Остаться же в Европе мечтают, разумеется, главным образом, представители интеллигенции. Может, и оттого так, что принято считать: эмиграция из старой России во Францию издавна сложилась как традиционная для причисляющих себя к творческой элите. Хотя разве только из России?..
Правда, тогда это не называлось эмиграцией.
Зато здесь, в Риме, кто-то из «израильтян» обзаводится старенькими микроавтобусами. С их помощью, при почти полном остутствии у нас денег на путешествия, можно объездить значительную часть юга и севера Италии — как это делаем мы с сыном. Спасибо вам, хозяева и водители тех автобусов, — где вы сегодня?.. Флоренция, Венеция, Неаполь — да и сейчас на душе сладко, когда слышишь: «Вернись в Сорренто!» Вернулся бы… Пока не случилось — в Риме не раз с той поры был, в Венеции бывал, а в Сорренто — нет. Напрашивается — «пока — нет»…
Какие-то деньжата у нас потом заводятся, правда, совсем крохотные: сын, подрабатывая на бензозаправке, протирает стекла машин, подносит шланги, возвращается домой чумазый — усталый по-настоящему. И тогда он высыпает на стол кучу мелочи и, откинувшись на спинку стула, картинно заявляет: «Отец, корми!». А еще мы отдаем, почти сразу по прибытии в Рим, перекупщикам кое-что привезенное — они из наших же, из эмигрантов — увозят товар на городскую барахолку «Американо».
Тут, впервые открыто, у людей проявляется коммерческая жилка: вот и наш попутчик, театральный актер, заводит себе место на «Американо». Да кто из эмигрантов той поры не помнит этот рынок в центре Рима: туда попадают прихваченные и нами, по совету бывалых людей, кубинские сигары, какая-то советская оптика, дурацкий прицел для ружья, матрешки и тому подобное.

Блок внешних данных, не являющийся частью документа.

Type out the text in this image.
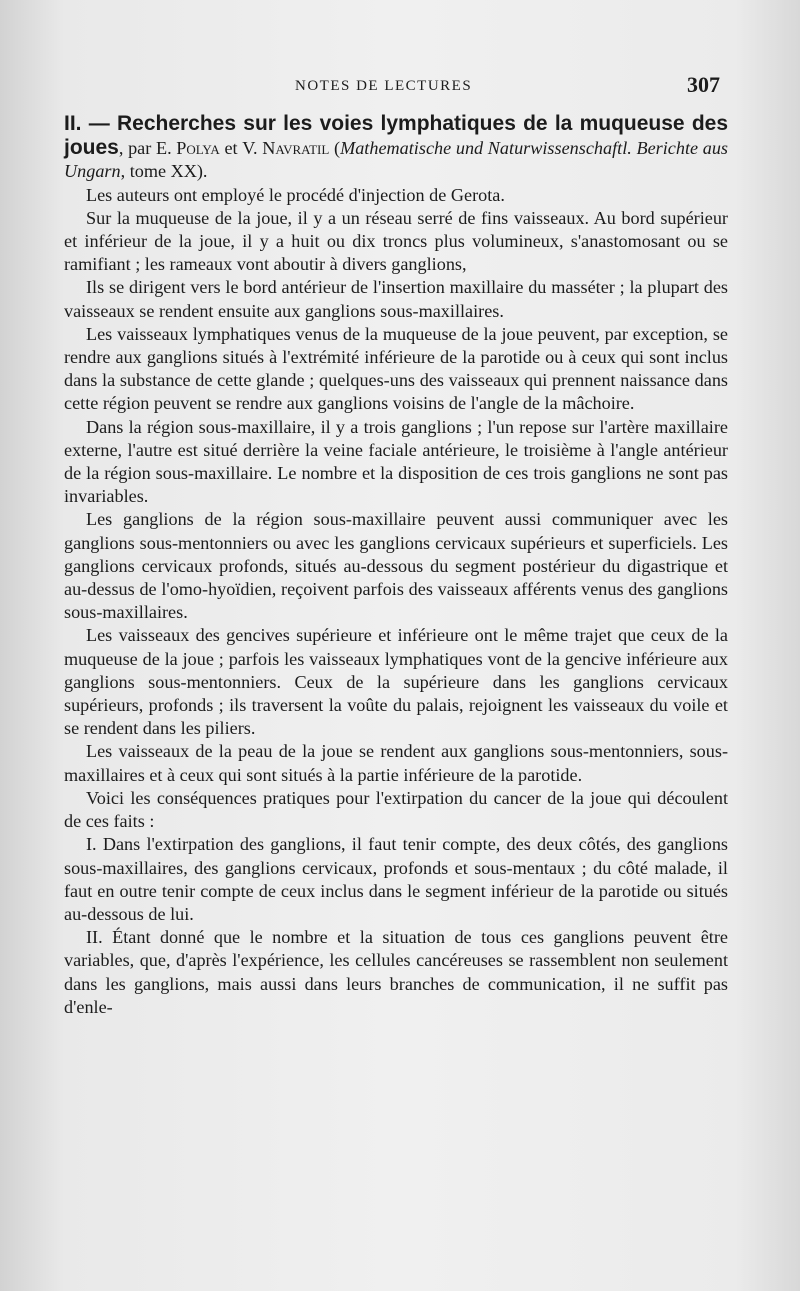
NOTES DE LECTURES	307

II. — Recherches sur les voies lymphatiques de la muqueuse des joues, par E. Polya et V. Navratil (Mathematische und Naturwissenschaftl. Berichte aus Ungarn, tome XX).

Les auteurs ont employé le procédé d'injection de Gerota.

Sur la muqueuse de la joue, il y a un réseau serré de fins vaisseaux. Au bord supérieur et inférieur de la joue, il y a huit ou dix troncs plus volumineux, s'anastomosant ou se ramifiant ; les rameaux vont aboutir à divers ganglions,

Ils se dirigent vers le bord antérieur de l'insertion maxillaire du masséter ; la plupart des vaisseaux se rendent ensuite aux ganglions sous-maxillaires.

Les vaisseaux lymphatiques venus de la muqueuse de la joue peuvent, par exception, se rendre aux ganglions situés à l'extrémité inférieure de la parotide ou à ceux qui sont inclus dans la substance de cette glande ; quelques-uns des vaisseaux qui prennent naissance dans cette région peuvent se rendre aux ganglions voisins de l'angle de la mâchoire.

Dans la région sous-maxillaire, il y a trois ganglions ; l'un repose sur l'artère maxillaire externe, l'autre est situé derrière la veine faciale antérieure, le troisième à l'angle antérieur de la région sous-maxillaire. Le nombre et la disposition de ces trois ganglions ne sont pas invariables.

Les ganglions de la région sous-maxillaire peuvent aussi communiquer avec les ganglions sous-mentonniers ou avec les ganglions cervicaux supérieurs et superficiels. Les ganglions cervicaux profonds, situés au-dessous du segment postérieur du digastrique et au-dessus de l'omo-hyoïdien, reçoivent parfois des vaisseaux afférents venus des ganglions sous-maxillaires.

Les vaisseaux des gencives supérieure et inférieure ont le même trajet que ceux de la muqueuse de la joue ; parfois les vaisseaux lymphatiques vont de la gencive inférieure aux ganglions sous-mentonniers. Ceux de la supérieure dans les ganglions cervicaux supérieurs, profonds ; ils traversent la voûte du palais, rejoignent les vaisseaux du voile et se rendent dans les piliers.

Les vaisseaux de la peau de la joue se rendent aux ganglions sous-mentonniers, sous-maxillaires et à ceux qui sont situés à la partie inférieure de la parotide.

Voici les conséquences pratiques pour l'extirpation du cancer de la joue qui découlent de ces faits :

I. Dans l'extirpation des ganglions, il faut tenir compte, des deux côtés, des ganglions sous-maxillaires, des ganglions cervicaux, profonds et sous-mentaux ; du côté malade, il faut en outre tenir compte de ceux inclus dans le segment inférieur de la parotide ou situés au-dessous de lui.

II. Étant donné que le nombre et la situation de tous ces ganglions peuvent être variables, que, d'après l'expérience, les cellules cancéreuses se rassemblent non seulement dans les ganglions, mais aussi dans leurs branches de communication, il ne suffit pas d'enle-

Выручка, сложенная с пособием, выдаваемым ХИАСом на жильё и еду, делает нас беззаботно расточительными: в Венеции мы едим мороженое в открытом кафе между колонн на площади Святого Марка, кормим нахальных голубей, они ходят прямо под столиками между наших ног, собирают крошки. И всё это — под негромкую музыку: струнный оркестрик играет за нашими спинами вальс из «Доктора Живаго»… Вот она, ностальгия! — отвечаю я и по сей день, когда меня спрашивают: не скучаем ли мы по оставленной родине. По Венеции — да. И вообще по тому времени…
Ночуем мы в Венеции в кельях монастыря — приютили монахи, за деньги, конечно. За небольшие. В тот день мы шикуем: дожевав прихваченные с собой в дорогу бутерброды, заказываем настоящие итальянские макароны под белым грибным соусом, щедро посыпанные пармезаном (он стоит в баночках здесь же на столах). И чтобы сытнее было, поедаем весь наличный белый хлеб (он тут же на столе, рядом с пармезаном).
Велико же было наше изумление, и отчасти даже паника, когда хозяйка этой пиццерии (или кучины?) принесла нам счет: в нем было точно указано количество съеденного нами хлеба. Разумеется, — и цена его была проставлена. Теперь я никогда не ем хлеб с макаронами. Наверное, и мои друзья, москвичи Лёня и Надя, и дочурка их Янка — с ними мы вместе путешествовали. Недавно я гостил у них в Нью-Джерси, и когда Яна увезла детей к себе домой, их внуков, — сейчас этим ребятам больше лет, чем тогда было ей, — вспоминали мы с её родителями и макароны с хлебом. И еще много чего из той жизни. Конечно, память подсказывает прежде всего забавное.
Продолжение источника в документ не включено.